After doing a quick tasting we headed to the back where Ed showed us around and we got the chance to see the distillery in operation. Boone county has a combination style manufactured by Vendome. This still allows them to get all of the flavors that are created by the tradition pot style stills while also achieving the higher production rate of a column style still. If you look at the photo to the right of the column you will notice a gin basket that is used for adding botanicals to their Ruckers & Gaines gin. They produce their gin twice a year in the spring and winter never using the same batch of botanicals so they always have a new take on their gin available.
As you go through the distillery and the gift shop you will notice the tagline “Made by Ghosts” everywhere and this line pays homage to the history of the “Boone County” name.
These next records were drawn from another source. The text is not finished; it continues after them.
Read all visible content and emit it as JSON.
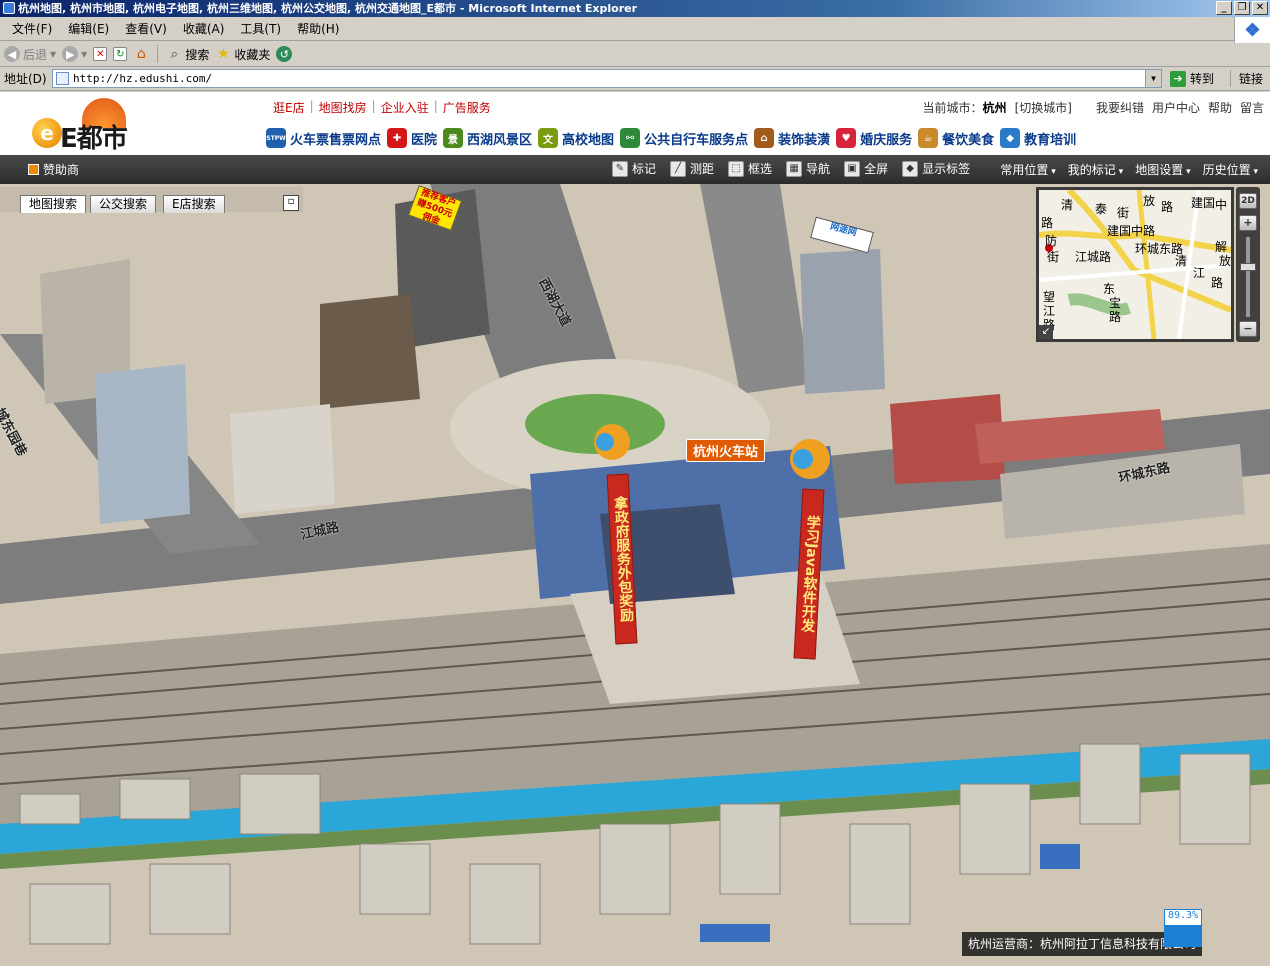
{
  "window": {
    "title": "杭州地图, 杭州市地图, 杭州电子地图, 杭州三维地图, 杭州公交地图, 杭州交通地图_E都市 - Microsoft Internet Explorer",
    "controls": [
      "_",
      "❐",
      "✕"
    ]
  },
  "menu": [
    "文件(F)",
    "编辑(E)",
    "查看(V)",
    "收藏(A)",
    "工具(T)",
    "帮助(H)"
  ],
  "toolbar": {
    "back": "后退",
    "search": "搜索",
    "favorites": "收藏夹"
  },
  "address": {
    "label": "地址(D)",
    "url": "http://hz.edushi.com/",
    "go": "转到",
    "links": "链接"
  },
  "site": {
    "brand": "E都市",
    "top_links": [
      "逛E店",
      "地图找房",
      "企业入驻",
      "广告服务"
    ],
    "city_prefix": "当前城市：",
    "city": "杭州",
    "switch_city": "[切换城市]",
    "user_links": [
      "我要纠错",
      "用户中心",
      "帮助",
      "留言"
    ],
    "categories": [
      {
        "label": "火车票售票网点",
        "icon": "train-ticket-icon",
        "color": "#1f5fae",
        "glyph": "STPW"
      },
      {
        "label": "医院",
        "icon": "hospital-cross-icon",
        "color": "#d41616",
        "glyph": "✚"
      },
      {
        "label": "西湖风景区",
        "icon": "scenic-icon",
        "color": "#4c8a1e",
        "glyph": "景"
      },
      {
        "label": "高校地图",
        "icon": "university-icon",
        "color": "#7a9a10",
        "glyph": "文"
      },
      {
        "label": "公共自行车服务点",
        "icon": "bicycle-icon",
        "color": "#2e8a3a",
        "glyph": "⚯"
      },
      {
        "label": "装饰装潢",
        "icon": "house-icon",
        "color": "#a05a1a",
        "glyph": "⌂"
      },
      {
        "label": "婚庆服务",
        "icon": "heart-icon",
        "color": "#d8243a",
        "glyph": "♥"
      },
      {
        "label": "餐饮美食",
        "icon": "food-icon",
        "color": "#c88a2a",
        "glyph": "☕"
      },
      {
        "label": "教育培训",
        "icon": "education-icon",
        "color": "#2a7ac8",
        "glyph": "◆"
      }
    ]
  },
  "map_toolbar": {
    "sponsor": "赞助商",
    "tools": [
      {
        "label": "标记",
        "icon": "mark-icon",
        "glyph": "✎"
      },
      {
        "label": "测距",
        "icon": "measure-icon",
        "glyph": "╱"
      },
      {
        "label": "框选",
        "icon": "box-select-icon",
        "glyph": "⬚"
      },
      {
        "label": "导航",
        "icon": "navigation-icon",
        "glyph": "▦"
      },
      {
        "label": "全屏",
        "icon": "fullscreen-icon",
        "glyph": "▣"
      },
      {
        "label": "显示标签",
        "icon": "tag-icon",
        "glyph": "◆"
      }
    ],
    "right": [
      "常用位置",
      "我的标记",
      "地图设置",
      "历史位置"
    ]
  },
  "search_tabs": [
    "地图搜索",
    "公交搜索",
    "E店搜索"
  ],
  "minimap": {
    "mode": "2D",
    "labels": [
      "清",
      "泰",
      "街",
      "放",
      "路",
      "建国",
      "中",
      "路",
      "建国中路",
      "防",
      "街",
      "江城路",
      "环城东路",
      "清",
      "江",
      "路",
      "解",
      "放",
      "东",
      "宝",
      "路",
      "望",
      "江",
      "路"
    ]
  },
  "map": {
    "station": "杭州火车站",
    "banner_left": "拿政府服务外包奖励",
    "banner_right": "学习Java软件开发",
    "roads": [
      "西湖大道",
      "江城路",
      "环城东路",
      "城东园巷"
    ],
    "billboard_left": "推荐客户 赚500元佣金",
    "billboard_right": "网途网",
    "operator": "杭州运营商：杭州阿拉丁信息科技有限公司",
    "zoom_percent": "89.3%",
    "zoom_fraction": 0.893
  },
  "colors": {
    "brand_red": "#c00000",
    "category_blue": "#0a3a8a",
    "map_toolbar": "#333333",
    "river": "#2aa7d8"
  }
}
There are a ton of distilleries that have been started up in the last 15 years resurrecting the name of a bygone historical distillery and claim to have found the original mashbill buried in a family basement etc… and use that as their brand and marketing story. That is not what Boone County is about. They are very up front and honest about the fact that this is not the same distillery that once stood in Petersburg and they are not claiming some historical recipe rescued from the ashes. Instead they are paying tribute to a distillery in their area that was once one of the largest producers in the nation before being shuttered in 1910. If you are interested in that history they do a much better job of telling it on their site than I could here.
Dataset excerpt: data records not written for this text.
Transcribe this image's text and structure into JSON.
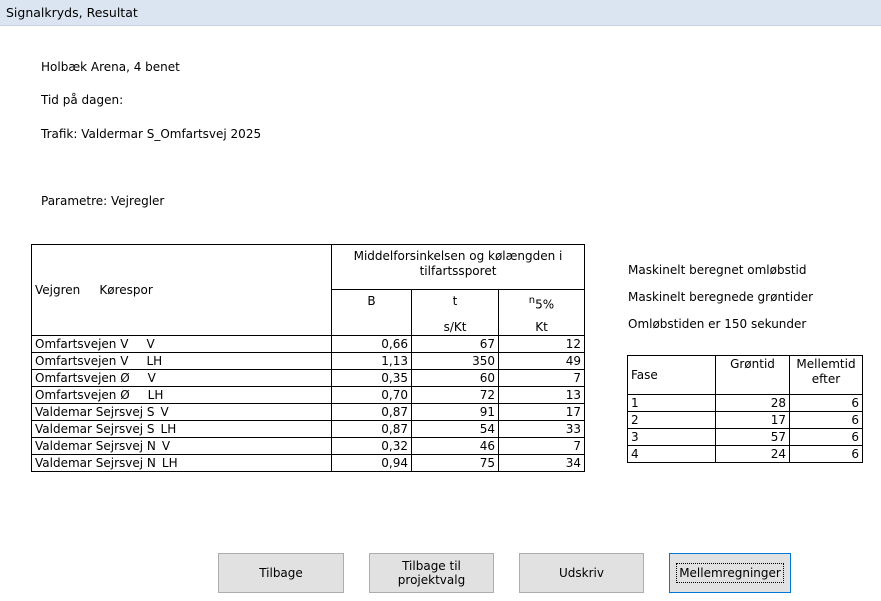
{
  "window": {
    "title": "Signalkryds, Resultat"
  },
  "info": {
    "location": "Holbæk Arena, 4 benet",
    "time_of_day": "Tid på dagen:",
    "traffic": "Trafik: Valdermar S_Omfartsvej 2025",
    "parameters": "Parametre: Vejregler"
  },
  "table": {
    "header_group": "Middelforsinkelsen og kølængden i tilfartssporet",
    "col_vejgren": "Vejgren",
    "col_korespor": "Kørespor",
    "col_b": "B",
    "col_t": "t",
    "col_n": "n",
    "col_n_sub": "5%",
    "unit_t": "s/Kt",
    "unit_n": "Kt",
    "rows": [
      {
        "vejgren": "Omfartsvejen V",
        "spor": "V",
        "b": "0,66",
        "t": "67",
        "n": "12"
      },
      {
        "vejgren": "Omfartsvejen V",
        "spor": "LH",
        "b": "1,13",
        "t": "350",
        "n": "49"
      },
      {
        "vejgren": "Omfartsvejen Ø",
        "spor": "V",
        "b": "0,35",
        "t": "60",
        "n": "7"
      },
      {
        "vejgren": "Omfartsvejen Ø",
        "spor": "LH",
        "b": "0,70",
        "t": "72",
        "n": "13"
      },
      {
        "vejgren": "Valdemar Sejrsvej S",
        "spor": "V",
        "b": "0,87",
        "t": "91",
        "n": "17"
      },
      {
        "vejgren": "Valdemar Sejrsvej S",
        "spor": "LH",
        "b": "0,87",
        "t": "54",
        "n": "33"
      },
      {
        "vejgren": "Valdemar Sejrsvej N",
        "spor": "V",
        "b": "0,32",
        "t": "46",
        "n": "7"
      },
      {
        "vejgren": "Valdemar Sejrsvej N",
        "spor": "LH",
        "b": "0,94",
        "t": "75",
        "n": "34"
      }
    ]
  },
  "side_info": {
    "line1": "Maskinelt beregnet omløbstid",
    "line2": "Maskinelt beregnede grøntider",
    "line3": "Omløbstiden er 150 sekunder"
  },
  "fase_table": {
    "col_fase": "Fase",
    "col_gron": "Grøntid",
    "col_mellem": "Mellemtid efter",
    "rows": [
      {
        "fase": "1",
        "gron": "28",
        "mellem": "6"
      },
      {
        "fase": "2",
        "gron": "17",
        "mellem": "6"
      },
      {
        "fase": "3",
        "gron": "57",
        "mellem": "6"
      },
      {
        "fase": "4",
        "gron": "24",
        "mellem": "6"
      }
    ]
  },
  "buttons": {
    "back": "Tilbage",
    "back_project": "Tilbage til projektvalg",
    "print": "Udskriv",
    "intermediate": "Mellemregninger"
  }
}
As we made our way out the rickhouse it became even more apparent that Boone County is a distillery that is more concerned about the quality of their product than rushing it out the door for profit’s sake. The company started by bottling sourced bourbon from MGP under their now discontinued 1833 label. This was never a long term plan for them and was only meant to generate income while their own whiskey aged. Those MGP barrels sold through much faster than they anticipated. The only barrels left now are being used to mix in with their own whiskey that is being sold under their current small batch label. Their whiskey is currently up to five years and the quality is where it needs to be. They just don’t have enough supply to start releasing it yet. From what Ed told us sometime next year when the whiskey has hit 6 years they should have enough supply to keep up with demand and will be releasing their own bourbon to the public.
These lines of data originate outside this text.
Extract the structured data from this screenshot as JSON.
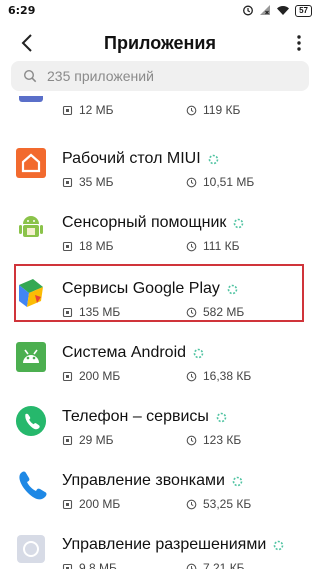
{
  "status_bar": {
    "time": "6:29",
    "battery": "57"
  },
  "header": {
    "title": "Приложения"
  },
  "search": {
    "placeholder": "235 приложений"
  },
  "apps": [
    {
      "name": "",
      "size": "12 МБ",
      "cache": "119 КБ",
      "icon": "generic-app-icon"
    },
    {
      "name": "Рабочий стол MIUI",
      "size": "35 МБ",
      "cache": "10,51 МБ",
      "icon": "home-icon",
      "color": "#f26a2e"
    },
    {
      "name": "Сенсорный помощник",
      "size": "18 МБ",
      "cache": "111 КБ",
      "icon": "android-robot-icon",
      "color": "#8bc34a"
    },
    {
      "name": "Сервисы Google Play",
      "size": "135 МБ",
      "cache": "582 МБ",
      "icon": "google-play-services-icon"
    },
    {
      "name": "Система Android",
      "size": "200 МБ",
      "cache": "16,38 КБ",
      "icon": "android-system-icon",
      "color": "#4caf50"
    },
    {
      "name": "Телефон – сервисы",
      "size": "29 МБ",
      "cache": "123 КБ",
      "icon": "phone-icon",
      "color": "#26b86c"
    },
    {
      "name": "Управление звонками",
      "size": "200 МБ",
      "cache": "53,25 КБ",
      "icon": "phone-handset-icon",
      "color": "#1e88e5"
    },
    {
      "name": "Управление разрешениями",
      "size": "9,8 МБ",
      "cache": "7,21 КБ",
      "icon": "permissions-icon"
    }
  ],
  "colors": {
    "highlight": "#d0343a",
    "spinner": "#4fc3a1"
  }
}
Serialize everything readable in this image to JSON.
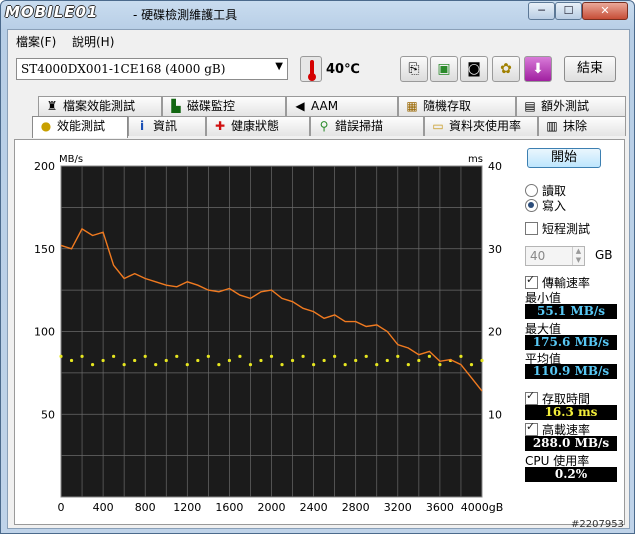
{
  "window": {
    "logo": "MOBILE01",
    "title": "- 硬碟檢測維護工具",
    "min_label": "─",
    "max_label": "☐",
    "close_label": "✕"
  },
  "menu": {
    "file": "檔案(F)",
    "help": "說明(H)"
  },
  "toolbar": {
    "drive": "ST4000DX001-1CE168 (4000 gB)",
    "temperature": "40℃",
    "exit_label": "結束",
    "tool_icons": [
      "copy-text-icon",
      "copy-image-icon",
      "screenshot-camera-icon",
      "options-icon",
      "save-download-icon"
    ]
  },
  "tabs_top": [
    {
      "label": "檔案效能測試",
      "icon": "file-benchmark-icon"
    },
    {
      "label": "磁碟監控",
      "icon": "disk-monitor-icon"
    },
    {
      "label": "AAM",
      "icon": "speaker-icon"
    },
    {
      "label": "隨機存取",
      "icon": "random-access-icon"
    },
    {
      "label": "額外測試",
      "icon": "extra-tests-icon"
    }
  ],
  "tabs_bottom": [
    {
      "label": "效能測試",
      "icon": "benchmark-bulb-icon",
      "active": true
    },
    {
      "label": "資訊",
      "icon": "info-icon",
      "active": false
    },
    {
      "label": "健康狀態",
      "icon": "health-cross-icon",
      "active": false
    },
    {
      "label": "錯誤掃描",
      "icon": "error-scan-icon",
      "active": false
    },
    {
      "label": "資料夾使用率",
      "icon": "folder-usage-icon",
      "active": false
    },
    {
      "label": "抹除",
      "icon": "erase-trash-icon",
      "active": false
    }
  ],
  "controls": {
    "start_label": "開始",
    "read_label": "讀取",
    "write_label": "寫入",
    "mode": "write",
    "short_test_label": "短程測試",
    "short_test_checked": false,
    "short_test_size": "40",
    "size_unit": "GB",
    "transfer_rate_label": "傳輸速率",
    "transfer_rate_checked": true,
    "min_label": "最小值",
    "min_value": "55.1 MB/s",
    "max_label": "最大值",
    "max_value": "175.6 MB/s",
    "avg_label": "平均值",
    "avg_value": "110.9 MB/s",
    "access_time_label": "存取時間",
    "access_time_checked": true,
    "access_time_value": "16.3 ms",
    "burst_rate_label": "高載速率",
    "burst_rate_checked": true,
    "burst_rate_value": "288.0 MB/s",
    "cpu_label": "CPU 使用率",
    "cpu_value": "0.2%"
  },
  "colors": {
    "transfer_line": "#f07a20",
    "access_points": "#e6e620",
    "plot_bg": "#1b1b1b",
    "grid": "#6a6a6a"
  },
  "chart_data": {
    "type": "line",
    "y_left_unit": "MB/s",
    "y_right_unit": "ms",
    "ylim": [
      0,
      200
    ],
    "ylim_right": [
      0,
      40
    ],
    "xlim": [
      0,
      4000
    ],
    "x_ticks": [
      "0",
      "400",
      "800",
      "1200",
      "1600",
      "2000",
      "2400",
      "2800",
      "3200",
      "3600",
      "4000gB"
    ],
    "y_ticks_left": [
      "200",
      "150",
      "100",
      "50"
    ],
    "y_ticks_right": [
      "40",
      "30",
      "20",
      "10"
    ],
    "series": [
      {
        "type": "line",
        "x": [
          0,
          100,
          200,
          300,
          400,
          500,
          600,
          700,
          800,
          900,
          1000,
          1100,
          1200,
          1300,
          1400,
          1500,
          1600,
          1700,
          1800,
          1900,
          2000,
          2100,
          2200,
          2300,
          2400,
          2500,
          2600,
          2700,
          2800,
          2900,
          3000,
          3100,
          3200,
          3300,
          3400,
          3500,
          3600,
          3700,
          3800,
          3900,
          4000
        ],
        "values": [
          152,
          150,
          162,
          158,
          160,
          140,
          132,
          135,
          132,
          130,
          128,
          127,
          130,
          128,
          125,
          124,
          126,
          122,
          120,
          124,
          125,
          120,
          118,
          114,
          112,
          108,
          110,
          106,
          106,
          103,
          104,
          100,
          92,
          90,
          86,
          88,
          82,
          83,
          80,
          72,
          64
        ]
      },
      {
        "type": "scatter",
        "x": [
          0,
          100,
          200,
          300,
          400,
          500,
          600,
          700,
          800,
          900,
          1000,
          1100,
          1200,
          1300,
          1400,
          1500,
          1600,
          1700,
          1800,
          1900,
          2000,
          2100,
          2200,
          2300,
          2400,
          2500,
          2600,
          2700,
          2800,
          2900,
          3000,
          3100,
          3200,
          3300,
          3400,
          3500,
          3600,
          3700,
          3800,
          3900,
          4000
        ],
        "values": [
          17,
          16.5,
          17,
          16,
          16.5,
          17,
          16,
          16.5,
          17,
          16,
          16.5,
          17,
          16,
          16.5,
          17,
          16,
          16.5,
          17,
          16,
          16.5,
          17,
          16,
          16.5,
          17,
          16,
          16.5,
          17,
          16,
          16.5,
          17,
          16,
          16.5,
          17,
          16,
          16.5,
          17,
          16,
          16.5,
          17,
          16,
          16.5
        ]
      }
    ]
  },
  "watermark": "#2207953"
}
As we made our way back into the distillery we got the chance to see something else that you don’t see at a large operation. They were in the process of bottling their bourbon cream and everyone at the distillery, owner included, was working the bottling line. Every bottle at Boone County is hand labeled and sealed as well. Overall it was a great experience and I am always happy to visit a distillery that is focused on putting out a quality product and not cutting corners to get whiskey on the shelves before it is ready. If you are in the Lexington or Cincinnati area stop by and give them a visit. You will be glad you did.